冒頭で書いた「たった一つの理由」はここで判明します。

固定レスを続けた先に待っているのは必ずこの構図です。

だから、今誰かに固定レスなんていうくだらない茶番をしているそこのアイドルさん、今すぐやめて、もっと周りに目を向けてください。

正面で見つめてくれている人の視線に応えてください。

「この人さえいればいい」そんなのは幻想です。ましてや恋愛関係でもないのですから。

相手は他に興味の対象が見つかれば残酷なほどあっさり消えます。

そんな存在に振り回されないでください。

あなたの大切なアイドル人生を、棒に振らないでください。

何故かいつも過去形

固定レスについてオタクが語っているのを聞くことがあります。しかし、揃いも揃って「過去形」の話なのです。

「○○のグループの△△って子から固定レスもらってた」

詳しく聞くとそんなに推されていたオタクなのに出禁になっていたり他界していたり、その子との関係は完全に終了していて、他の界隈に行くようになってから過去の武勇伝として語るから毎回過去形なのです。

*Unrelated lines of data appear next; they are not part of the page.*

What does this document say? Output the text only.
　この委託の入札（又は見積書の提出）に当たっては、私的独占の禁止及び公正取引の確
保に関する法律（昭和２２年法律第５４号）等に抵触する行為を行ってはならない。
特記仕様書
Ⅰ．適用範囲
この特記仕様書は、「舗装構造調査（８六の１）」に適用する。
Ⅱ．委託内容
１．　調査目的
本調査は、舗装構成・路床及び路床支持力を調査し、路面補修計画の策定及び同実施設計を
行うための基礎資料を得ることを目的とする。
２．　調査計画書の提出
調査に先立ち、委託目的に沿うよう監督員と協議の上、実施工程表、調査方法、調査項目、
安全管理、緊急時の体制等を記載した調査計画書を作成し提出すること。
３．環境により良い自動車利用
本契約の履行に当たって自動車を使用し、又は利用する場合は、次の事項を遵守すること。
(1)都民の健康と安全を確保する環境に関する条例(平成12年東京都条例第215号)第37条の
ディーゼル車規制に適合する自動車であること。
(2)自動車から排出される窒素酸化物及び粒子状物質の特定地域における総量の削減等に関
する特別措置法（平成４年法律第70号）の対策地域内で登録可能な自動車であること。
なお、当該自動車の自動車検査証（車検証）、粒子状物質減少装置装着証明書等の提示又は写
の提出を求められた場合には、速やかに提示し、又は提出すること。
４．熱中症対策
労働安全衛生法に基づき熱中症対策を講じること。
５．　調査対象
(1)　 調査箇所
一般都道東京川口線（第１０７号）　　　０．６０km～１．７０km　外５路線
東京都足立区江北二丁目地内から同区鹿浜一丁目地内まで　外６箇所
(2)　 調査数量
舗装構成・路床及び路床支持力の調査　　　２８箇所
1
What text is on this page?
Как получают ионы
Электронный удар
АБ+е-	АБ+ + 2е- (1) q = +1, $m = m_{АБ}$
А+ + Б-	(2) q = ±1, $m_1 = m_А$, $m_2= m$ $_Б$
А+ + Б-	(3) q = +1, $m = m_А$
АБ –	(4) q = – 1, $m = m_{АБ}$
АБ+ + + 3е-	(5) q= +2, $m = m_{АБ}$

つまり、固定レスをもらうような関係はとにもかくにも短命で、武勇伝の材料にしかならないということです。

書いた責任は持ちます

この記事を読んで「自分達は違う」と思ったアイドルさん、固定レスをし始めて半年経ってもまだその人が現場にいたとしたら、是非SNSで晒してください。

謝罪の上、この記事は事実と異なることを認めて早々に削除します。

それくらい、冷静に分析して、自信を持ってこの記事を書いています。

固定レスでアイドル人生を台無しにしようとしている人が一人でも目を覚ましてくれますように。